We didn’t rush back home but stayed for the weekend. After a dinner during which I consumed as many calories as I’d expended and more – a common indulgence amongst those who exercise known as ‘overcompensating’ – we walked to the Eastbourne pier and the arcade where Connie wanted to spend her pocket-money. But they were closing up: although it was Saturday night, it was windy and cold. Everyone had stayed ashore. Except for an older man chatting to one of the arcade workers. When he saw Connie looking dreamily at cuddly-toy alpacas trapped inside a claw machine, he asked the worker to open the glass and handed one to her. She was speechless! The man turned out to be Abid Gulzar, the owner of the pier. He’d bought it after the fire in 2014 which destroyed the roof (this is now restored with the domed roofs painted gold which picks up the sunshine nicely). He told us he doesn’t at all miss Clapham where he lived happily for decades. He now lives in a suite at his hotel and starts the days looking out of the window at the beach and the sea. We followed this up with a film at the Eastbourne Curzon, which has an old-style ticket machine, slender red velvet seats, a worn patterned carpet and a time travel feel to it.
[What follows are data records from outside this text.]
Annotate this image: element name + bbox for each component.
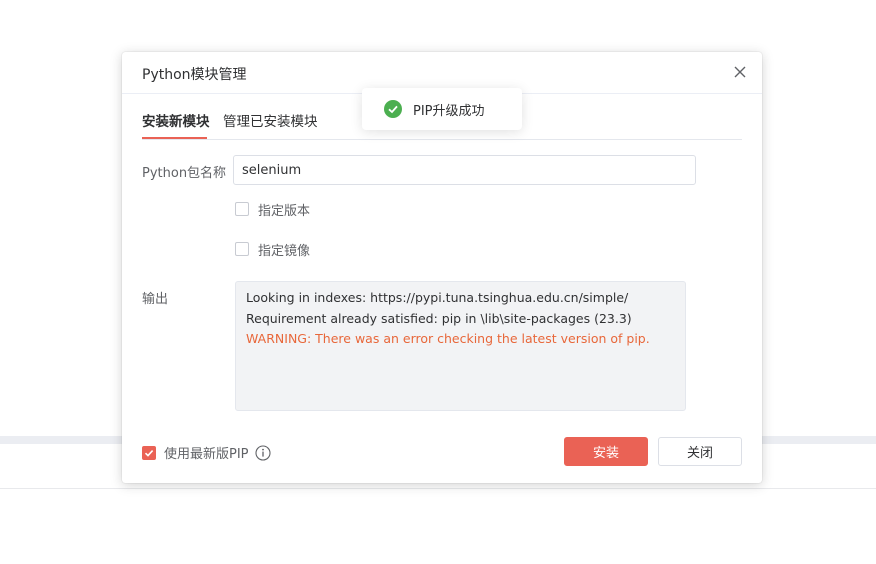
specify-mirror-checkbox-row[interactable]: 指定镜像 (235, 241, 311, 259)
specify-version-checkbox[interactable] (235, 202, 249, 216)
tab-manage-installed[interactable]: 管理已安装模块 (223, 113, 318, 131)
package-name-input[interactable] (233, 155, 696, 185)
success-check-icon (384, 100, 402, 118)
output-label: 输出 (142, 292, 169, 307)
use-latest-pip-label: 使用最新版PIP (164, 447, 249, 462)
output-warning-line: WARNING: There was an error checking the… (246, 331, 650, 346)
specify-version-checkbox-row[interactable]: 指定版本 (235, 201, 311, 219)
dialog-title: Python模块管理 (142, 67, 247, 83)
output-line: Requirement already satisfied: pip in \l… (246, 310, 632, 326)
specify-mirror-label: 指定镜像 (258, 243, 311, 259)
specify-version-label: 指定版本 (258, 203, 311, 219)
success-toast: PIP升级成功 (362, 88, 522, 130)
install-button[interactable]: 安装 (564, 437, 648, 466)
close-button[interactable]: 关闭 (658, 437, 742, 466)
use-latest-pip-checkbox-row[interactable]: 使用最新版PIP (142, 443, 271, 462)
checkmark-icon (144, 449, 154, 457)
toast-message: PIP升级成功 (413, 103, 485, 119)
close-icon[interactable] (732, 64, 748, 80)
specify-mirror-checkbox[interactable] (235, 242, 249, 256)
background-divider (0, 488, 876, 489)
use-latest-pip-checkbox[interactable] (142, 445, 156, 460)
output-line: Looking in indexes: https://pypi.tuna.ts… (246, 290, 629, 305)
output-console[interactable]: Looking in indexes: https://pypi.tuna.ts… (235, 281, 686, 411)
package-name-label: Python包名称 (142, 166, 227, 181)
info-icon[interactable] (254, 444, 271, 461)
tab-install-new[interactable]: 安装新模块 (142, 113, 210, 131)
active-tab-indicator (142, 137, 207, 139)
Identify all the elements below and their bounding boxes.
The next day (still sunny), we walked along the beach at nearby Birling Gap. You may know that Beachy Head is a notorious suicide spot and dangerous too since all the chalk cliffs are eroding, their edges occasionally dropping off in chunks. You can’t help wondering when you’re there if there aren’t easier, less terrifyingly brutal ways to die.
I’m not writing this to persuade you to run Beachy Head – to do that you’d have to be self-driven! But if you get a chance, do visit Eastbourne and walk along some of the race route, including the South Downs, the Seven Sisters and the silky ribbon of river Cuckmere where it winds to the sea. I can’t wait to go back as there’s still more to see and old favourites to revisit.